Obertöne verstärkt zu hören, verändere die gesamte auditive Wahrnehmung im Alltag und im Umgang mit Musik, sagt der Musiker, Obertonsänger und Klangkünstler Christian Zehnder. «Bei der Beschäftigung mit Obertönen wenden wir uns der Gesamtheit und allen Aspekten des Klanges zu. Es ist eine Art archaische Bewusstseinserweiterung.»
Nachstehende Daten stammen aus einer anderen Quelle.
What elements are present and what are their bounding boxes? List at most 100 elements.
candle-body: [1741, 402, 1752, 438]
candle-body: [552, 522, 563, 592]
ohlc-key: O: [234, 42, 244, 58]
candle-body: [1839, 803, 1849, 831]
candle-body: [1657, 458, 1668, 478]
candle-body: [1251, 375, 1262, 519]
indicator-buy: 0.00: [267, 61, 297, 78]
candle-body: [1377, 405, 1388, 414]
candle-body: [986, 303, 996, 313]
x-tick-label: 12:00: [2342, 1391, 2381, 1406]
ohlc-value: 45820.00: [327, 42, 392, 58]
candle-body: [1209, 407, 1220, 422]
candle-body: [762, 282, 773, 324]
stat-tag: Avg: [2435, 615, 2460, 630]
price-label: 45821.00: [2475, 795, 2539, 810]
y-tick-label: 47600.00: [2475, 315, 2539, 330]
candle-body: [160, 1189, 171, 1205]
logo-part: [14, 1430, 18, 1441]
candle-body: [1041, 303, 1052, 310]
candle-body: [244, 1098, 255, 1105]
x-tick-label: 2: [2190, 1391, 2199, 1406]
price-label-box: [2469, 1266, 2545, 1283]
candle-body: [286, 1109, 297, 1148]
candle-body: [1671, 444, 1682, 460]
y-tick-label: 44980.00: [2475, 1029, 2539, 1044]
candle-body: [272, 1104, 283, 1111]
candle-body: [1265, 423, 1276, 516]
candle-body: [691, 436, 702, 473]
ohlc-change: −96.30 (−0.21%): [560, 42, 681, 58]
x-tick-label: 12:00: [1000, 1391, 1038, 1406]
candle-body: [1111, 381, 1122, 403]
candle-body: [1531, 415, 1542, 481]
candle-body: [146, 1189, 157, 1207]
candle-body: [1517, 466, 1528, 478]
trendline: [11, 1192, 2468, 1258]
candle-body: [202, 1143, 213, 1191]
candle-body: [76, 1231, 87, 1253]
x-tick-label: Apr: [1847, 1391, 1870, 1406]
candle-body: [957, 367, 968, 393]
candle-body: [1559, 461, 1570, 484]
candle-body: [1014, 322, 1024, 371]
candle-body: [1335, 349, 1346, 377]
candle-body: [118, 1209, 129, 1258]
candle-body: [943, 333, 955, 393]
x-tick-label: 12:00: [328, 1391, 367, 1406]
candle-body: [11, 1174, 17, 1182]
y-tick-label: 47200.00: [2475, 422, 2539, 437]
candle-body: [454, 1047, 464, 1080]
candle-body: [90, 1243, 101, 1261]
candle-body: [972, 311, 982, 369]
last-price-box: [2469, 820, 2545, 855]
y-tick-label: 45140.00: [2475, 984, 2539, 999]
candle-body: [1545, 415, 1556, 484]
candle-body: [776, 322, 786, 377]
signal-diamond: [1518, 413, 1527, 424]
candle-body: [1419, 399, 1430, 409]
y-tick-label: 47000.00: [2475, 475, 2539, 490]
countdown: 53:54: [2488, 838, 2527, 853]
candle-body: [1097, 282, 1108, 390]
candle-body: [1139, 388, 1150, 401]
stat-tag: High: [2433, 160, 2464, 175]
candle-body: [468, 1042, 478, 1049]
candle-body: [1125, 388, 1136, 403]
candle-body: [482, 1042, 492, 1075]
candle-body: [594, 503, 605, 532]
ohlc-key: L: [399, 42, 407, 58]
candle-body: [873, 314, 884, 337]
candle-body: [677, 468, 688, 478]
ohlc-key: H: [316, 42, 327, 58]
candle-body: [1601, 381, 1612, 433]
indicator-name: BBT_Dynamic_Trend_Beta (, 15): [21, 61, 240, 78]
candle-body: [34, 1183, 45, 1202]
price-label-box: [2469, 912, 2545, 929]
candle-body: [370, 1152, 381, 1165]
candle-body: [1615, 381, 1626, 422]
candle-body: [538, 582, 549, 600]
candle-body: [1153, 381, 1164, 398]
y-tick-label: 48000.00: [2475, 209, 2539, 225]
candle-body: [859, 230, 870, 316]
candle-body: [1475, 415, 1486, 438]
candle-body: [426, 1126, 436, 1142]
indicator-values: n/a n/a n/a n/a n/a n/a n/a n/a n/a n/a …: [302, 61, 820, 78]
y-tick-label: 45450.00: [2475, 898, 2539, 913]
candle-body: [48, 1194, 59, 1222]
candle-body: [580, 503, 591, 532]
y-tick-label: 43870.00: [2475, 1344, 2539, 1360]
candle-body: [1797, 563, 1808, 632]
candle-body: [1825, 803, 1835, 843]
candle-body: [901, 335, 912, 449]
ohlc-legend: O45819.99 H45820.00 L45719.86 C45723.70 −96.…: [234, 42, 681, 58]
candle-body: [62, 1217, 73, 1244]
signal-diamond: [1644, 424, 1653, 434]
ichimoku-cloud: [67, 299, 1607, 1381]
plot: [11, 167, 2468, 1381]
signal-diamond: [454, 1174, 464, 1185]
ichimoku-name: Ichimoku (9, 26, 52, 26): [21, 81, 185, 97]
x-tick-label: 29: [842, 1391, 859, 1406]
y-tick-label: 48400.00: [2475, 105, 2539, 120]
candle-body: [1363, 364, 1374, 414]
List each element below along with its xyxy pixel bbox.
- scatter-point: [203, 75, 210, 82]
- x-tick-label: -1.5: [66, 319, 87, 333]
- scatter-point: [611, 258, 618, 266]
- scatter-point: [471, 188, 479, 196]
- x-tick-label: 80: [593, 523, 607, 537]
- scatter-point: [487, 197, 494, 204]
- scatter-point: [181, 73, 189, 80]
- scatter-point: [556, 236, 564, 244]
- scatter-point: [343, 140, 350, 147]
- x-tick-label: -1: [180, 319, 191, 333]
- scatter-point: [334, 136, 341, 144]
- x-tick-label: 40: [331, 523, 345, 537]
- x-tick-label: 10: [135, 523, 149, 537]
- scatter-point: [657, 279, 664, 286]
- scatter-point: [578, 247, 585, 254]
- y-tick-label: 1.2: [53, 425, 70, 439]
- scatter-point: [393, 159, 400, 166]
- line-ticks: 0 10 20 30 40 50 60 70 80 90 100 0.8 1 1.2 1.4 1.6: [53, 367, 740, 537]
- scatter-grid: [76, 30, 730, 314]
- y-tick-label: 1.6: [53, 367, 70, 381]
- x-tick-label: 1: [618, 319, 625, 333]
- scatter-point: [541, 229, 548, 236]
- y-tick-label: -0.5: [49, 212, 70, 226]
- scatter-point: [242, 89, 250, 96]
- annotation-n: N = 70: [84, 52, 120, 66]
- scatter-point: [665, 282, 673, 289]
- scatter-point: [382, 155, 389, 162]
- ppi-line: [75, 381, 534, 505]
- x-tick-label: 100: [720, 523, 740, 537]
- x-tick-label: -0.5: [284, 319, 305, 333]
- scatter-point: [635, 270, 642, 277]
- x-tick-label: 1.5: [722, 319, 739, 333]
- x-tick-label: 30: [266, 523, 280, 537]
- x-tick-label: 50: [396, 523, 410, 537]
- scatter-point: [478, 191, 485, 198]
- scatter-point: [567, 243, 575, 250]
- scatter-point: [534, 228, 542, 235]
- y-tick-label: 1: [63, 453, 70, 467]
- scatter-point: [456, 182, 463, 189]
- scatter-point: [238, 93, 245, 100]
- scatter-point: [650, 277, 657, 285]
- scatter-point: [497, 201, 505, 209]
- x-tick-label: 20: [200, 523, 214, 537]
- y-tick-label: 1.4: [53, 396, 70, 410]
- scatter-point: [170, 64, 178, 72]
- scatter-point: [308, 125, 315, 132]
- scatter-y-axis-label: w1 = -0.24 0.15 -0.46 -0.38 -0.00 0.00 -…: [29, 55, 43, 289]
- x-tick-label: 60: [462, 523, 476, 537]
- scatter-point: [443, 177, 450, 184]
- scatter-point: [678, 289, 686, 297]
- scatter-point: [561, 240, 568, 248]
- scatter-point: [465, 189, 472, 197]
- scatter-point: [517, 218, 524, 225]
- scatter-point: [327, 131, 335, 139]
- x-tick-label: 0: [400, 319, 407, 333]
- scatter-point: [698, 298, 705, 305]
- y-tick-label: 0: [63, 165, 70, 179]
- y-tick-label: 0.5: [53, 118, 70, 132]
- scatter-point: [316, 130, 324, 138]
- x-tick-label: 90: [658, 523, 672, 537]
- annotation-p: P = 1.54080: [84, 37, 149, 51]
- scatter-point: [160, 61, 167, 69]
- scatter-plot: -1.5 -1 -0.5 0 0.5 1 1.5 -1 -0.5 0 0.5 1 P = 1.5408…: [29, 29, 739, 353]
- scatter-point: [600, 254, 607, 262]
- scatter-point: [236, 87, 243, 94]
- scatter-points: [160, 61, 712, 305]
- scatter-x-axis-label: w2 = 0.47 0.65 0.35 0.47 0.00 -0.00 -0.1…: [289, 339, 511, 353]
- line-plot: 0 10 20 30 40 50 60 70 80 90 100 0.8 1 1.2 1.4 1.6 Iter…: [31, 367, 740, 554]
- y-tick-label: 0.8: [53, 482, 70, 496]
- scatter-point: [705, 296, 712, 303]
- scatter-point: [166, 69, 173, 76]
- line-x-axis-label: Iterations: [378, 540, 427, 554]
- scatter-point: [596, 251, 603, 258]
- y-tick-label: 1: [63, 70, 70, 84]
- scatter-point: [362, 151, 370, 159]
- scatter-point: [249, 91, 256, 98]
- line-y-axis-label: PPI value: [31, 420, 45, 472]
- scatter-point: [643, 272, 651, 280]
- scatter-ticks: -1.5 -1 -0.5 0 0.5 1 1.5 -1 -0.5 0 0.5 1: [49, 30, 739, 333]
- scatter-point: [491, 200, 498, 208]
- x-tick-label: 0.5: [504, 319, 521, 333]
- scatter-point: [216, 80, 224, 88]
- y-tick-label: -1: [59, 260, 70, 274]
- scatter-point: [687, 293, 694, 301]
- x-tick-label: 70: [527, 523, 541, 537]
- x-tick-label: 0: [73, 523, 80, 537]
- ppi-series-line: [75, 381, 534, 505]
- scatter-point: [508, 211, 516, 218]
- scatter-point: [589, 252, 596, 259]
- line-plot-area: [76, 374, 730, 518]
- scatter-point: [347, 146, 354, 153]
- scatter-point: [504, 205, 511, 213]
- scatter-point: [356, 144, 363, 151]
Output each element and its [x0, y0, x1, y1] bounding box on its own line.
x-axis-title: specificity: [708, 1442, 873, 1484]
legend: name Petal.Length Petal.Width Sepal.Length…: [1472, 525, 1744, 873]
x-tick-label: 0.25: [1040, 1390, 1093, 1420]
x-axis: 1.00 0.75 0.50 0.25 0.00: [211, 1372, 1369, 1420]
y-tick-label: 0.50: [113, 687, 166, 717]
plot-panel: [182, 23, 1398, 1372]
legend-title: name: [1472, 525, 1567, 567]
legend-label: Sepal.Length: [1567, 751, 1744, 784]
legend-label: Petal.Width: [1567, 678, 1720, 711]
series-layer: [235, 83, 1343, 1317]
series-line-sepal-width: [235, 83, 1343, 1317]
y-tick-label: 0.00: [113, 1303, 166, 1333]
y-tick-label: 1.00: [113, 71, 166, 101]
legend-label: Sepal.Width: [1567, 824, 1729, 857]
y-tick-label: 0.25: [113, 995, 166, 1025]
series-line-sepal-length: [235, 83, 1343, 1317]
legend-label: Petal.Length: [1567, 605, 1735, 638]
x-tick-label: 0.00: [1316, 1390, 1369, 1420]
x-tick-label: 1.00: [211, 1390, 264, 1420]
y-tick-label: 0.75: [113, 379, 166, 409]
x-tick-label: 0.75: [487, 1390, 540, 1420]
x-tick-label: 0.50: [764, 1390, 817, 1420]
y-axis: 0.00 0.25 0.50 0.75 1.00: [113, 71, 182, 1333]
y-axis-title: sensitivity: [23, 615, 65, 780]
Genauso wie beim Johlen, Jodeln und dem Juutzen, dem Rufen mit freier Stimme: Diese sind laut Zehnder vorsprachliche Kommunikationsformen und Ausdruck einer authentischen Verbindung des Menschen mit seiner Umgebung. «Die Landschaft prägt unseren Geist, den Körper, die Stimme. Jede Kultur kennt auf ihre Weise den Kehlschlag, den Jodel eben.» Er sei die urtümlichste Ausdrucksform und es gebe ihn in allen Kulturen der Welt – in verschiedenster Ausprägung. Sogar im Popgesang werde gejodelt, nur eben anders als im alpinen Raum.
Nicht jeder kann seiner Stimme freien Lauf lassen. Manch einer denkt, er könne nicht singen. Für Christian Zehnder sind solche Einwände nur kulturell konditioniert und meist irrational. Er rät, am Anfang unter die Dusche zu gehen, das Prasseln des Wassers zu geniessen und sich aufs Tönen einzustimmen. Das Wichtigste sei, einen Ort zu finden, an dem man sich geschützt fühle. Auch beim Wandern könne man loslassen und einen Freudenruf zulassen; bei einem Bach oder Wasserfall könne man johlen. «Singen ist etwas Intimes geworden. Immer mehr Menschen schämen sich. Unsere Gesellschaft hat den Laut verbannt. Man hat leise zu sein in einer lauten Welt.»
In seinen Kursen bringt Christian Zehnder gerne ganz verschiedene Leute zusammen. Fern von jeglichem Anspruch könne die Stimme ein berührendes Ereignis sein. «Vielleicht ist das mein wertvollster Beitrag als Sänger und Lehrer: Den Menschen wieder seine eigene, persönliche Stimme erfahren zu lassen.»